There are several techniques you can use, which we'll look at next. But whichever you choose, do it gradually. Never dump all your backstory into the narrative in one solid, indigestible lump.
The most obvious way to include backstory is a flashback. The big problem with flashbacks is that, strictly speaking, they should be written in the pluperfect tense. If that doesn't mean much to you, it's because it's a tense we rarely use in daily life, so it feels unnatural to most people!
Pluperfect (or past perfect) is used to show that the events you're describing are happening before the events in the novel, which are already in the past. If you just tell the flashback in ordinary past tense, the reader can get confused and think the events are happening at the same time as the rest of the novel, and then it will make no sense.
Here's an example:
He dragged an old barrel into the corner of the cellar to set on while he got his breath back. He couldn't hear his pursuers. Time to rest awhile and work out what to do next. He barely understood what had happened.
She had been dead when he opened the door. He hadn't even had time to cross the floor to touch her, when...
Notice the "had's"? That's pluperfect. If you said "she was dead when he opened the door", the reader might think he was opening a door in the cellar, right then and there. The pluperfect is essential to show these are events he's thinking back to - but you can see it can become clunky. And if it's a long flashback, there's always a slightly awkward transition back to the main narrative at the end.
That's why using other techniques to introduce backstory is generally preferable.
One of the great things about modern third person subjective writing is that you write inside the head of your characters, not standing outside them. That gives you the chance to report their thoughts, as well as their actions.
Think about it - how often do you go over events in your head, or beat yourself up over something, or mentally complain that circumstances have forced you into a particular action? You can use that natural tendency in your characters. Here's an example:
The bathwater was too hot. Gabrielle perched on the side of the bath while she ran the cold, swishing the water with her hand now and then to test the temperature.
Her dress was beyond redemption. She was almost glad, in spite of the cost. Only her mother would choose a scarlet dress for a redhead. She stepped out of it. The cool air struck her skin and she hurried to climb into the warm water. It came almost to her neck, warm, silky and fragrant with bath salts.
She closed her eyes. Let it wash away all trace of Bertie!
She raised her hand out of the water. Blue marks were already developing where he had gripped her wrist. Would she have bruises on her face too, where he’d clamped his hand over her mouth—she dunked herself under the water, head and all, as if to hide from the memory.
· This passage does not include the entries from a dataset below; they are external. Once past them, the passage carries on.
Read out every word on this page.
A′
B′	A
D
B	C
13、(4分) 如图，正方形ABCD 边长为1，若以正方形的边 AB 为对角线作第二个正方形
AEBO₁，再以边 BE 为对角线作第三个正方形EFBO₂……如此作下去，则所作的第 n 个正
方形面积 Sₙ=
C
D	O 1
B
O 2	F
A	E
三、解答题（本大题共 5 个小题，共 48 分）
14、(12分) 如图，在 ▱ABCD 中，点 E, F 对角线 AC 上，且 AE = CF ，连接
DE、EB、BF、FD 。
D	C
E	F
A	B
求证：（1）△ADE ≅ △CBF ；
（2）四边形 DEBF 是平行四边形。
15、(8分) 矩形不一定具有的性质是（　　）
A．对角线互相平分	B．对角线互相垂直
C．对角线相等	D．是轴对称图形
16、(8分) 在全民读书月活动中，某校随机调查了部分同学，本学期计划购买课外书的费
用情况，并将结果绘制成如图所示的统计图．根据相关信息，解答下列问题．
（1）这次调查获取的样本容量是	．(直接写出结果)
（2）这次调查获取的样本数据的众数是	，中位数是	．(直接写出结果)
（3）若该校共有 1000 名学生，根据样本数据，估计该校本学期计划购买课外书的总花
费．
It didn’t work. She surfaced, and a sob escaped her.
Pull yourself together, Gabby. Chin up!
That’s what her grandmother would have said. But she would have said it in a kindly way, and given her a warm hug and a hot cup of chocolat for comfort. But Grand’maman was dead, lost in the Great War, along with darling Papa. There was no home for her in Bordeaux now, and precious little hope of comfort in the poky Wimbledon flat she now called home. She couldn’t expect any sympathy from Mama—just an interrogation.
In this fairly short internal monologue, I've told you Gabrielle is a redhead, she's French, her nickname is Gabby, she doesn't get on with her mother, and is exiled from France.
Unless you're writing a romance, though, you don't want to wallow in internal monologue, because it can slow down your narrative.
A more lively, and very simple, way to weave in backstory is dialogue. Your protagonist could talk about old times with her friend, or be interrogated by a new player. You could have two minor characters gossiping about your heroine's past, or someone reading out an old newspaper article.
There are so many ways to do this, I'm not going to attempt an example - now it's over to you!